Ma il sindacato, legato al PCE, voleva essere riconosciuto e legalizzato e i suoi dirigenti si adoperarono ad evitare l’estensione e l’unificazione del movimento. Il partito di Camacho e di Santiago Carrillo, l’allora segretario generale del PCE, dimostrava che era una forza con la quale bisognava fare i conti, ma dimostrava anche che poteva essere un argine efficace contro i movimenti sociali.

La “transizione democratica” si stava organizzando. La borghesia passò senza nessuna difficoltà dal franchismo ad un regime democratico. Pochi mesi prima delle prime elezioni, il PCE accettò sia la monarchia che la bandiera “nazionale” (franchista e non repubblicana). Prometteva anche di evitare ogni conflitto sociale, in cambio della sua legalizzazione, il che si concretizzò nell’ottobre 1977 con la firma degli accordi della Moncloa, che imponevano sacrifici ai lavoratori. Anche se i sindacati non li dovevano firmare, Camacho come membro del Comitato Centrale del partito e deputato, anche se da poco tempo, se ne fece il difensore.

A quell’epoca il Partito Comunista spagnolo pensava di diventare un grande partito di governo. Ma questo posto toccò al Partito Socialista (PSOE) e il PC invece vide la sua influenza elettorale crollare. Dopo parecchie scissioni, il suo ruolo divenne sempre più marginale. Nonostante gli attacchi del governo socialista contro il mondo del lavoro, si dovette aspettare il 1985 per vedere il sindacato di Camacho chiamare allo sciopero generale, il primo sciopero generale dopo l’istituzione del nuovo regime e contro un governo socialista. Questo sciopero fu un successo ma non ebbe ulteriori sviluppi.

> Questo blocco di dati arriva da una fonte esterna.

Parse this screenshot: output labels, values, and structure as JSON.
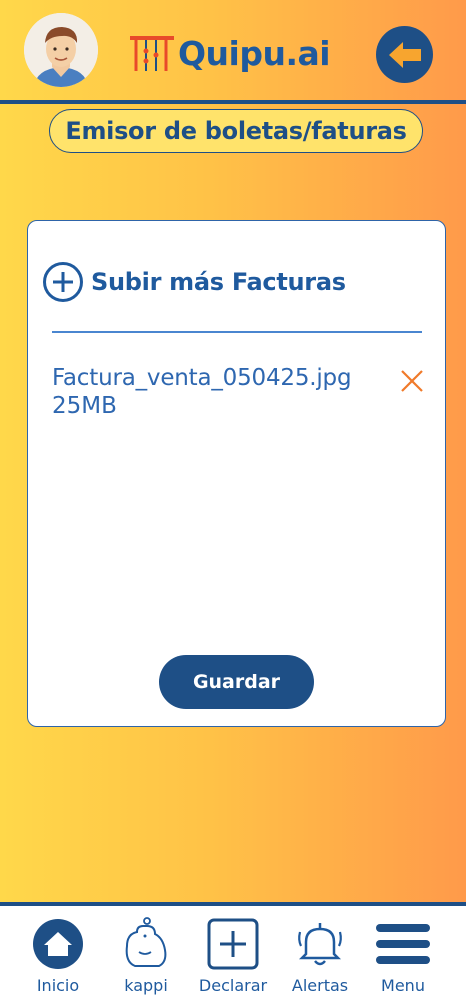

Due anni dopo Camacho fu allontanato dalla direzione di CCOO da Antonio Gutierrez, che aveva lasciato il PC e raccomandava “l’indipendenza sindacale". Da quel momento l’orientamento verso la “pace sociale” non fu più neanche oggetto di discussione.

Da una ventina d’anni Marcelino Camacho si teneva in disparte. Criticava qualche volta gli attuali dirigenti di CCOO per la loro mancanza di audacia e la loro docilità. E così mantenne nel mondo operaio l’immagine di un dirigente più combattivo dei suoi successori.

Ma non si può dimenticare che furono i dirigenti sindacali e politici del partito comunista spagnolo ad offrire alla borghesia una pace sociale che consentì ai grandi gruppi capitalisti e ai banchieri di continuare ad arricchirsi alle spese del mondo del lavoro.